Les JO 2026 en ligne de mire
La génération de Beya et Sophie a ainsi été influencée par le parcours de la tenniswoman Ons Jabeur, première championne arabe et africaine à disputer des grands chelems et à remporter Roland Garros Junior en 2011 et un tournoi WTA avec l’Open de Madrid en 2022. Les victoires d’Ahmed Ayoub Hafnaoui, médaillé d’or en natation aux Jeux olympiques de Tokyo en 2020 et double champion du monde à Fukuoka en 2023 pour les épreuves de nage au 800 mètres et au 1 500 mètres ont aussi contribué à faire rêver les jeunes Tunisiens d’exploits sportifs. « Il faut leur prouver que c’est possible, démocratiser davantage différents sports dans le pays et aussi promouvoir une culture du sport et des valeurs olympiques », ajoute Ihab Ayed.
Beya et Sophie disputent l’épreuve du bobsleigh ce 22 janvier.
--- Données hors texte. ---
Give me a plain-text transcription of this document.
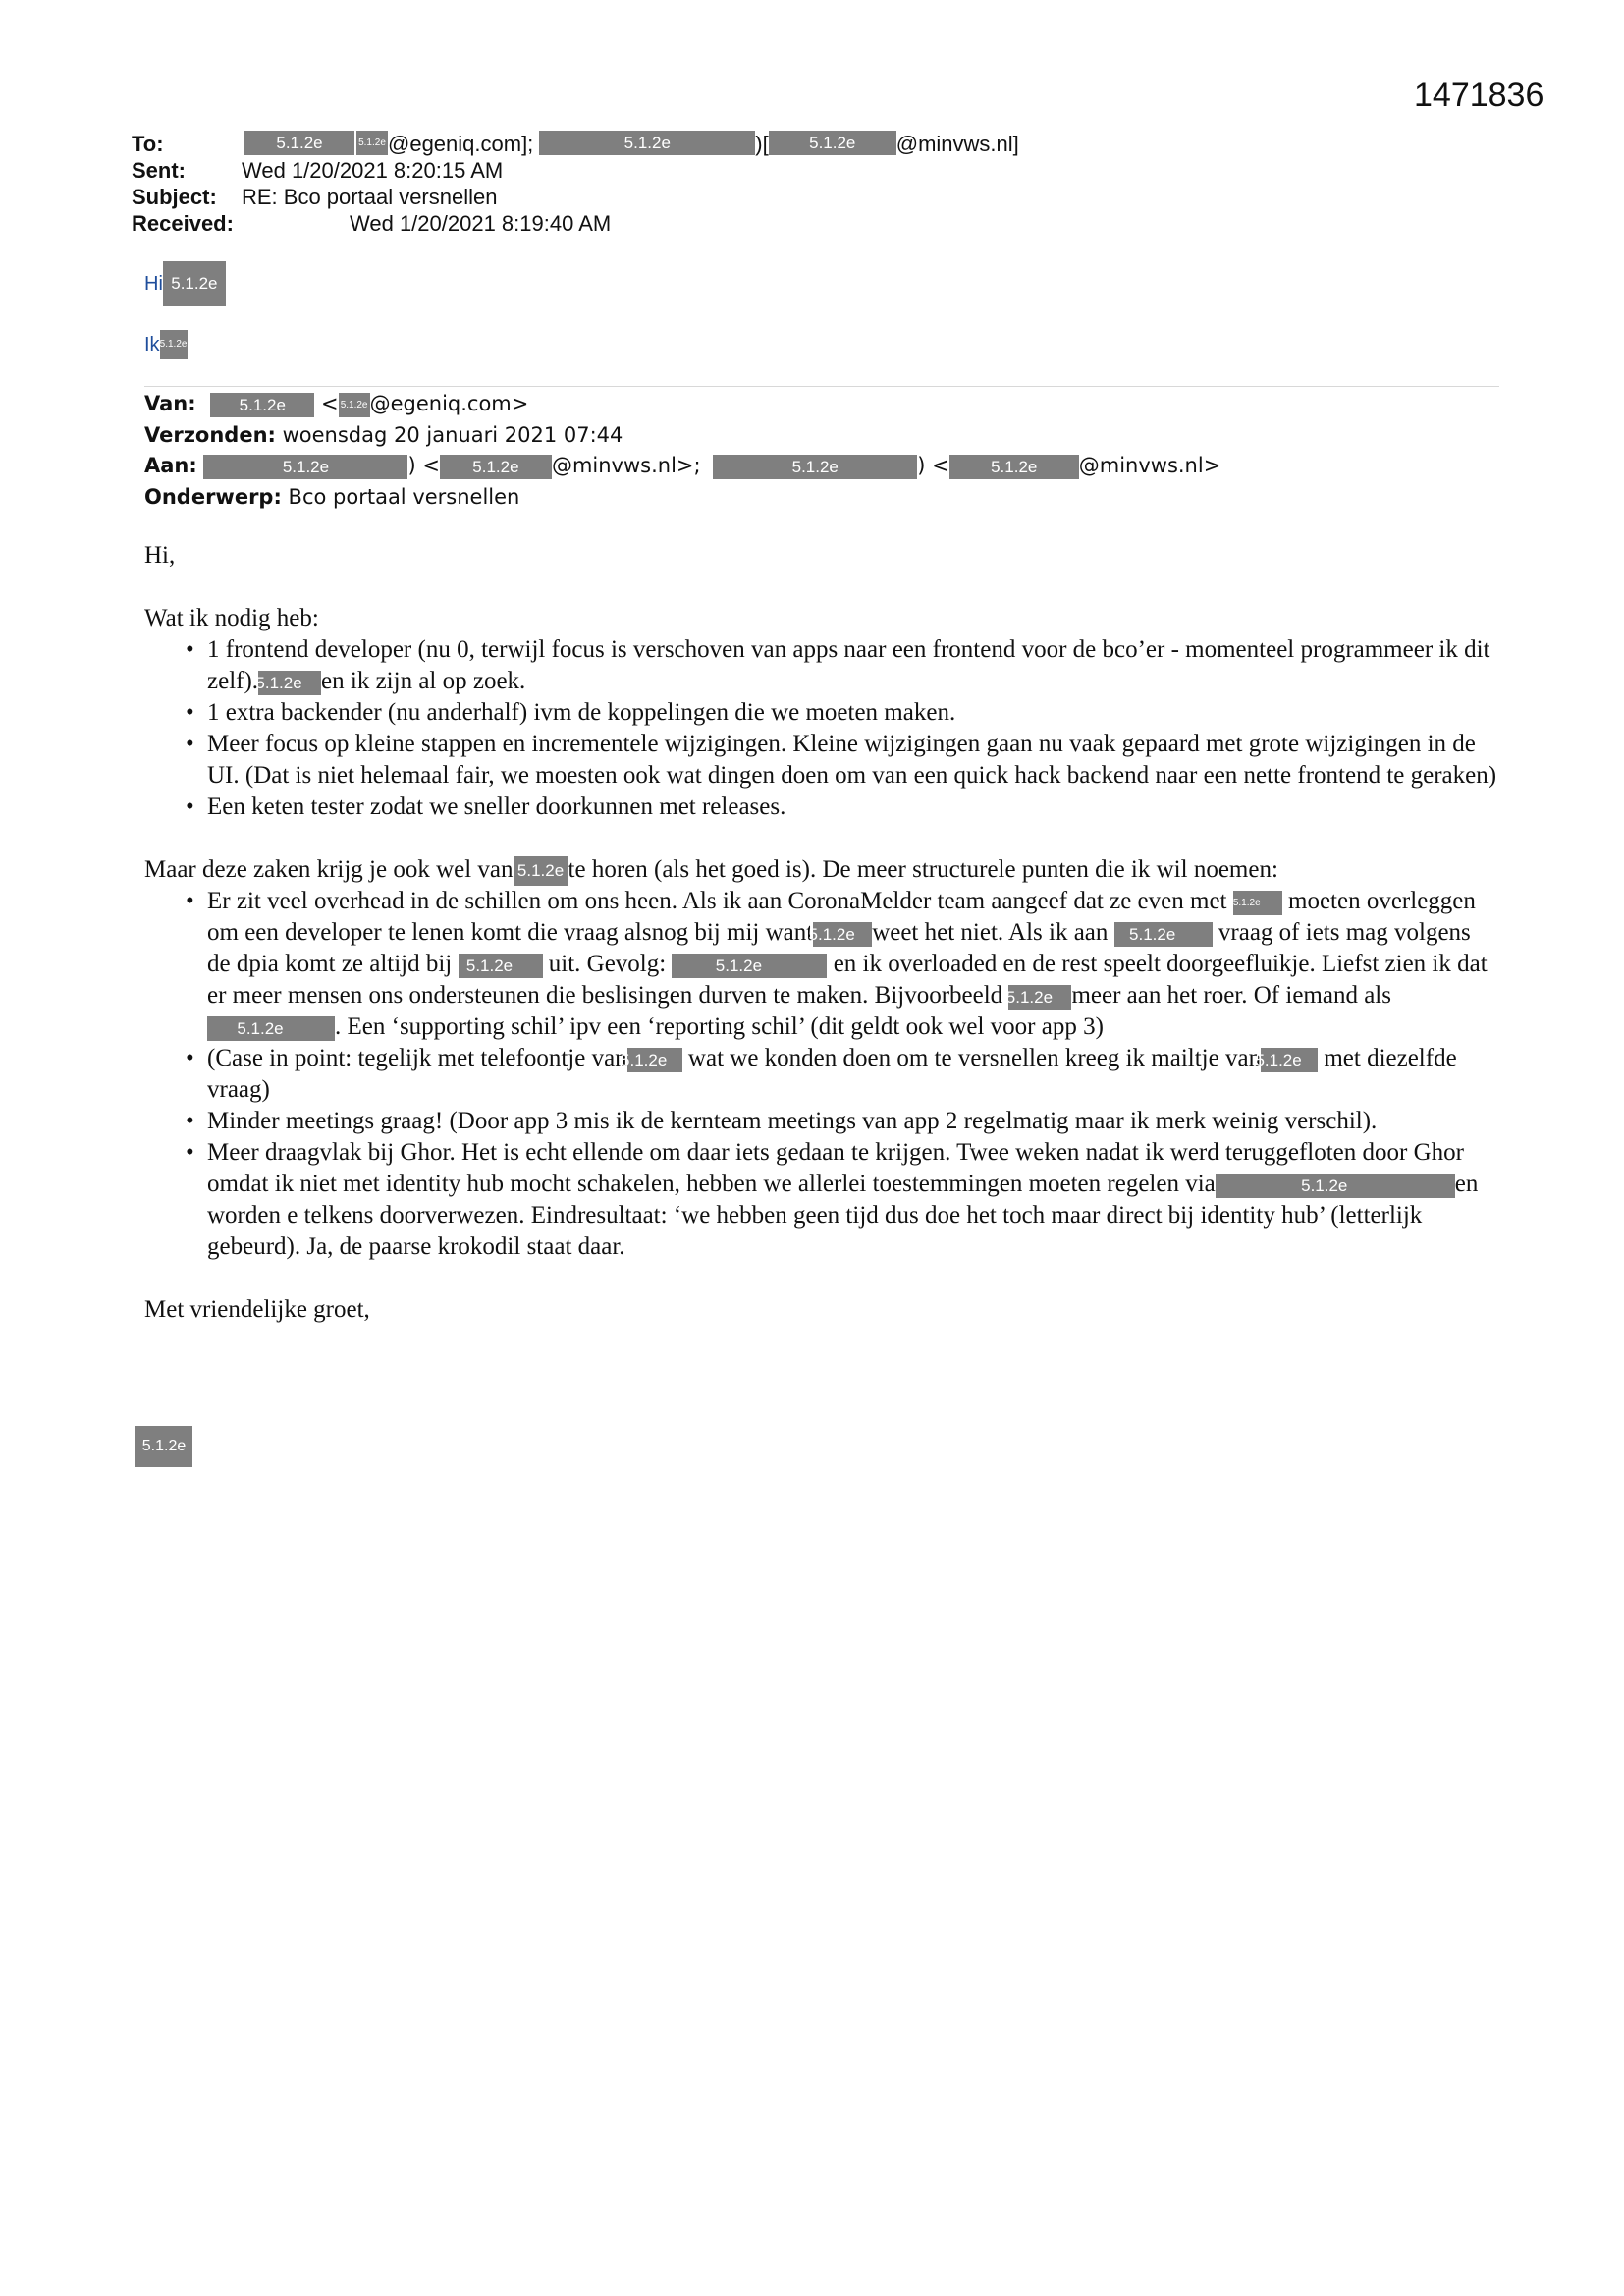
1471836
To:	5.1.2e	5.1.2e @egeniq.com];	5.1.2e	)[	5.1.2e	@minvws.nl]
Sent:	Wed 1/20/2021 8:20:15 AM
Subject:	RE: Bco portaal versnellen
Received:	Wed 1/20/2021 8:19:40 AM
Hi 5.1.2e
Ik 5.1.2e
Van:	5.1.2e < 5.1.2e@egeniq.com>
Verzonden: woensdag 20 januari 2021 07:44
Aan:	5.1.2e	) < 5.1.2e @minvws.nl>;	5.1.2e	) < 5.1.2e @minvws.nl>
Onderwerp: Bco portaal versnellen

Hi,

Wat ik nodig heb:

• 1 frontend developer (nu 0, terwijl focus is verschoven van apps naar een frontend voor de bco’er - momenteel programmeer ik dit zelf).5.1.2e en ik zijn al op zoek.
• 1 extra backender (nu anderhalf) ivm de koppelingen die we moeten maken.
• Meer focus op kleine stappen en incrementele wijzigingen. Kleine wijzigingen gaan nu vaak gepaard met grote wijzigingen in de UI. (Dat is niet helemaal fair, we moesten ook wat dingen doen om van een quick hack backend naar een nette frontend te geraken)
• Een keten tester zodat we sneller doorkunnen met releases.

Maar deze zaken krijg je ook wel van 5.1.2e te horen (als het goed is). De meer structurele punten die ik wil noemen:

• Er zit veel overhead in de schillen om ons heen. Als ik aan CoronaMelder team aangeef dat ze even met 5.1.2e moeten overleggen om een developer te lenen komt die vraag alsnog bij mij want5.1.2e weet het niet. Als ik aan 5.1.2e vraag of iets mag volgens de dpia komt ze altijd bij 5.1.2e uit. Gevolg:	5.1.2e	en ik overloaded en de rest speelt doorgeefluikje. Liefst zien ik dat er meer mensen ons ondersteunen die beslisingen durven te maken. Bijvoorbeeld 5.1.2e meer aan het roer. Of iemand als 5.1.2e . Een ‘supporting schil’ ipv een ‘reporting schil’ (dit geldt ook wel voor app 3)
• (Case in point: tegelijk met telefoontje van5.1.2e wat we konden doen om te versnellen kreeg ik mailtje van5.1.2e met diezelfde vraag)
• Minder meetings graag! (Door app 3 mis ik de kernteam meetings van app 2 regelmatig maar ik merk weinig verschil).
• Meer draagvlak bij Ghor. Het is echt ellende om daar iets gedaan te krijgen. Twee weken nadat ik werd teruggefloten door Ghor omdat ik niet met identity hub mocht schakelen, hebben we allerlei toestemmingen moeten regelen via	5.1.2e	en worden e telkens doorverwezen. Eindresultaat: ‘we hebben geen tijd dus doe het toch maar direct bij identity hub’ (letterlijk gebeurd). Ja, de paarse krokodil staat daar.

Met vriendelijke groet,

5.1.2e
Elles se sont envolées pour la Corée dimanche 14 janvier, « une semaine d’avance pour pouvoir s’entraîner un peu sur place », explique Sophie qui se dit confiante et motivée. Elle et Beya sont surtout focalisées sur la compétition à venir mais une question demeure : comment continuer à s’entraîner en vue d’une qualification pour les Jeux olympiques d’hiver adultes de 2026 ? Le partenariat coréen prend fin avec cette qualification et Sophie, Beya et leurs parents vont devoir financer l’entraînement des athlètes. « Sachant qu’un bobsleigh coûte dans les 50 000 euros, ça devient une question sérieuse, le grand défi va être de décider ce qu’il va se passer après ces Jeux olympiques », questionne la mère de Sophie.